Il Covid non è un vago ricordo e non sappiamo né se né quando lo sarà. C’è però una buona notizia che riguarda l’Italia: nonostante l’Rt sia in lieve aumento, il numero di casi e il numero di posti occupati nelle terapie intensive stanno diminuendo.
Il Covid sta ricominciando a fare paura in alcuni Paesi del mondo, come la Cina. Lì è di nuovo una minaccia reale, la situazione sta precipitando, anche se secondo le autorità il peggio sarebbe ormai passato. Restano comunque i dubbi sul numero reali dei contagi e delle vittime, dato che il Paese ha smesso di segnalare i casi non appena l’Oms ha rinnovato la sua richiesta di avere ulteriori elementi per tracciare un quadro completo della situazione. Quello che sappiamo è che, stando all’ultimo dato pervenuto lunedì scorso, i nuovi casi circa 15mila e domenica 8 gennaio sono stati segnalati tre decessi. Dobbiamo specificare che la situazione nel resto del mondo è ben diversa: in Italia, ad esempio, il numero di posti occupati nelle terapie intensive sta diminuendo.
Il Covid continua a girare tra la popolazione italiana (e mondiale). Mentre la situazione in Cina pare precipitare – di recente alcune immagini satellitari pubblicate in esclusiva dal Washington Post hanno rivelato una situazione a dir poco drammatica, instauratasi dopo lo stop brusco del governo alle restrizioni, con tanto di file di persone fuori dai crematori che attendono il loro “turno” con i loro affetti morti a causa del virus – il resto del mondo pare essersene dimenticato.
Eppure il caso del continente asiatico dovrebbe averci insegnato qualcosa (anzi, confermato dovremmo dire): il Covid è un virus talmente imprevedibile, sconosciuto ancora in gran parte, instabile, che tra le millemila varianti che pervengono da ogni dove non si può mai sapere cosa accadrà.
Pare che il problema di fondo in Cina sia che le persone anziane non sono vaccinate oppure spesso non hanno la terza dose, che lo Stato abbia deciso di uscire della pandemia nonostante fosse consapevole di ciò e che gli ospedali non erano sufficientemente preparati per un’ondata di questa portata.
A quanto dicono gli esperti il resto del mondo non dovrebbe affatto preoccuparsi, anche se alcuni casi di XBB.1.5, meglio conosciuta come Kraken, sono stati rilevati anche in Occidente (ma in percentuali bassissime, sia chiaro).

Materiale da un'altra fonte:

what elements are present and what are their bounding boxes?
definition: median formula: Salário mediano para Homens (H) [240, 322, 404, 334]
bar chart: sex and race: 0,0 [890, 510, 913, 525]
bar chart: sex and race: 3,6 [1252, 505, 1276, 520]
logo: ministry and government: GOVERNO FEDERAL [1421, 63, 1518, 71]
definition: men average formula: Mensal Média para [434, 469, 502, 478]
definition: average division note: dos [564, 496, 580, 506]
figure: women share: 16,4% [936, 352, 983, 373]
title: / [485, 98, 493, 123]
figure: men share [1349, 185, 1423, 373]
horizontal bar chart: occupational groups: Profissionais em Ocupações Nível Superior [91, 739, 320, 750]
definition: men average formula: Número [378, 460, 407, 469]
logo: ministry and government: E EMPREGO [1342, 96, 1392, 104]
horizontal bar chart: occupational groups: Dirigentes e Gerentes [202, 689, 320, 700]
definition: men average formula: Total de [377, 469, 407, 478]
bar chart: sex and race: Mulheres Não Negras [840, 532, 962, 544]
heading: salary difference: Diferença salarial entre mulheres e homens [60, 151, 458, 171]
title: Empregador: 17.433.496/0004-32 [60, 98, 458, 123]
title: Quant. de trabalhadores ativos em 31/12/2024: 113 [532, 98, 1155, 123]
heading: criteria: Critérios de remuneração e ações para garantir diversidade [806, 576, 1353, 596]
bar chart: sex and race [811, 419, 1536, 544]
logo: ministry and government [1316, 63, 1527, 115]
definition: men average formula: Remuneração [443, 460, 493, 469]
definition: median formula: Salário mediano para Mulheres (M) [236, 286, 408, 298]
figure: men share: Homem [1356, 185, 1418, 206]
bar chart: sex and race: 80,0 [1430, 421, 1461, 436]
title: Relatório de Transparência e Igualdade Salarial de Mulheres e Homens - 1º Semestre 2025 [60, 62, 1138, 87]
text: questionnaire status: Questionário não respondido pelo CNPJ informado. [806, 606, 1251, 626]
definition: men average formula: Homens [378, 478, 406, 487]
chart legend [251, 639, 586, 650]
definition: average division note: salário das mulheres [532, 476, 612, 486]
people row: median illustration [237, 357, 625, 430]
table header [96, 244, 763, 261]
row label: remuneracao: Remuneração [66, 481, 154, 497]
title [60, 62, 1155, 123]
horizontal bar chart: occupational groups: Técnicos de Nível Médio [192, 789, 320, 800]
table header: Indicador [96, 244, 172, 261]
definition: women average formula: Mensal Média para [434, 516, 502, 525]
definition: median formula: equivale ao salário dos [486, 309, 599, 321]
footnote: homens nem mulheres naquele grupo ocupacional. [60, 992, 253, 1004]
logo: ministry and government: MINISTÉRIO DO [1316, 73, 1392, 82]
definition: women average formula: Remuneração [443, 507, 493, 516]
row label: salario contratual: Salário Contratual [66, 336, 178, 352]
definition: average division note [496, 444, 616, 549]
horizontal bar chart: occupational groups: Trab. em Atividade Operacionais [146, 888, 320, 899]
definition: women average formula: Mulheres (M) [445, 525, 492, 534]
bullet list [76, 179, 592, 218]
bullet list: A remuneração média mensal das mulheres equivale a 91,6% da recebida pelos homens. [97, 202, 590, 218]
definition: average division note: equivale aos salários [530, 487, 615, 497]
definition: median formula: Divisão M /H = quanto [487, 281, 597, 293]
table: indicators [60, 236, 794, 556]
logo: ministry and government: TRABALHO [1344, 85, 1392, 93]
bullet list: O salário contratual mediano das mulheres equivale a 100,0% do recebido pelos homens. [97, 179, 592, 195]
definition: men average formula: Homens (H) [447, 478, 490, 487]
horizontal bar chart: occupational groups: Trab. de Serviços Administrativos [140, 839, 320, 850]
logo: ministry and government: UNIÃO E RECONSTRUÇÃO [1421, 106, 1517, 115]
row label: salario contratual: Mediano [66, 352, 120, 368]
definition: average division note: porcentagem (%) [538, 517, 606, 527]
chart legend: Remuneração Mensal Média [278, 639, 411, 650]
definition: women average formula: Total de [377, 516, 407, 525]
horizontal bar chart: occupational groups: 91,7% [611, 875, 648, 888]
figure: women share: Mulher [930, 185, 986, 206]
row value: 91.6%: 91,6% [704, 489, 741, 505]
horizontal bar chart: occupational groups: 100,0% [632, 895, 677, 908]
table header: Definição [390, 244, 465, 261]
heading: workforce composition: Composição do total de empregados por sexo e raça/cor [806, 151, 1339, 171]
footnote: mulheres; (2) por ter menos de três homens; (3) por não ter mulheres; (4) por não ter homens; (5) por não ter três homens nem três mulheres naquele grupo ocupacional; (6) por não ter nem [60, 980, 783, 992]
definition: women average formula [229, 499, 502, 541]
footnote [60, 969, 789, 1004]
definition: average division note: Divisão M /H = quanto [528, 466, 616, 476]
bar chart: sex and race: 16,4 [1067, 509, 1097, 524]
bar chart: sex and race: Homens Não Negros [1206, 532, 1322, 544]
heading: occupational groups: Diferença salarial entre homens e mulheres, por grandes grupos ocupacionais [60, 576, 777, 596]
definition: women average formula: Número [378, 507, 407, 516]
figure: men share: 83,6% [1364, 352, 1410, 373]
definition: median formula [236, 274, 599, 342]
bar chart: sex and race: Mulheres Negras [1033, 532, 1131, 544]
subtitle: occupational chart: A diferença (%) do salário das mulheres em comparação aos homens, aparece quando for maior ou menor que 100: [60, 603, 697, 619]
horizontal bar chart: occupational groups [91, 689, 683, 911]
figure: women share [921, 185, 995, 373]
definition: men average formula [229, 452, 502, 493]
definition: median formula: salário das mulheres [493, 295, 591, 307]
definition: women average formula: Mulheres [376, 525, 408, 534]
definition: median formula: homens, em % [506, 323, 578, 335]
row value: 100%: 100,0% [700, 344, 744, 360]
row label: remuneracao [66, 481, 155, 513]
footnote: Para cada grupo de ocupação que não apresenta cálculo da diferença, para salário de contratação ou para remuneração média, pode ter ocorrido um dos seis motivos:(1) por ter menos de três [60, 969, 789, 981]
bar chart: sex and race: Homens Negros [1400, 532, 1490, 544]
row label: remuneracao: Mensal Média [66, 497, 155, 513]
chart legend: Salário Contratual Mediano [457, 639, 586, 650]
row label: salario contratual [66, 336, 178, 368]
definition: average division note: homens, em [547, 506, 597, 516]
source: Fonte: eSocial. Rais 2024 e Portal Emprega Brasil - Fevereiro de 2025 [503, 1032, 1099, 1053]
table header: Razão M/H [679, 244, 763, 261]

Probabilmente anche per questa consapevolezza, molti Paesi, tra cu l’Italia – insieme a Australia, Francia, India, Israele, Marocco, Spagna, Regno Unito e Stati Uniti – hanno deciso di rendere obbligatorio a chiunque arrivi dalla cena effettuare un test Covid.
E, mentre l’Unione Europea continua a non giustificare una prudenza così elevata e a definire queste misure ingiustificate, in Italia continua a essere predominante la sottovariante Covid BQ.1, meglio conosciuta come “Cerberus”, i cui sintomi più frequenti continuano a essere mal di gola, raffreddore, tosse secca.
Insomma attualmente il virus continua comunque a girare liberamente, come abbiamo anticipato, ma senza nuocere troppo alla popolazione, come testimoniano gli attuali dati registrati in Italia, da cui si evince che l’incidenza settimanale a livello nazionale attualmente è in calo.
Il dato è questo dal 6 al 13 gennaio ci sono stati 143 ogni 100.000 abitanti, mentre la settimana precedente (che ha coinciso con quella immediatamente successiva a Capodanno, a cavallo con il nuovo anno e successiva ai ritrovi familiari di Natale) i casi era 231 ogni 100.000 abitanti. La differenza quindi c’è, non è poca, è tangibile.
Parlando di Rt medio, sappiamo che invece questo sta leggermente aumentando: nel periodo che andava dal 21 dicembre 2022 al 3 gennaio 2023 era pari a 0,91 (range 0,77-1,11), che significa che, rispetto alla settimana precedente, vi era stato un aumento, ma non abbastanza ingente e in ogni caso il suo valore si attesta ancora sotto la soglia epidemica.
Buone notizie anche sul tasso di occupazione in terapia intensiva: il 12 gennaio – come rileva il Ministero della Salute – era del 3,1%, contro il 3,2% della settimana precedente. La differenza è minima quindi attualmente, ma già il fatto che il dato non sia in aumento, ma sia in calo è un ottimo segnale.
Stessa cosa vale anche per il tasso di occupazione in aree mediche a livello nazionale: sempre stando ai dati che emergono dal Ministero della Salute, il 12 gennaio era del 10,1%, mentre esattamente 7 giorni prima era del 12,1%. In questo caso, quindi, la differenza è decisamente più evidente.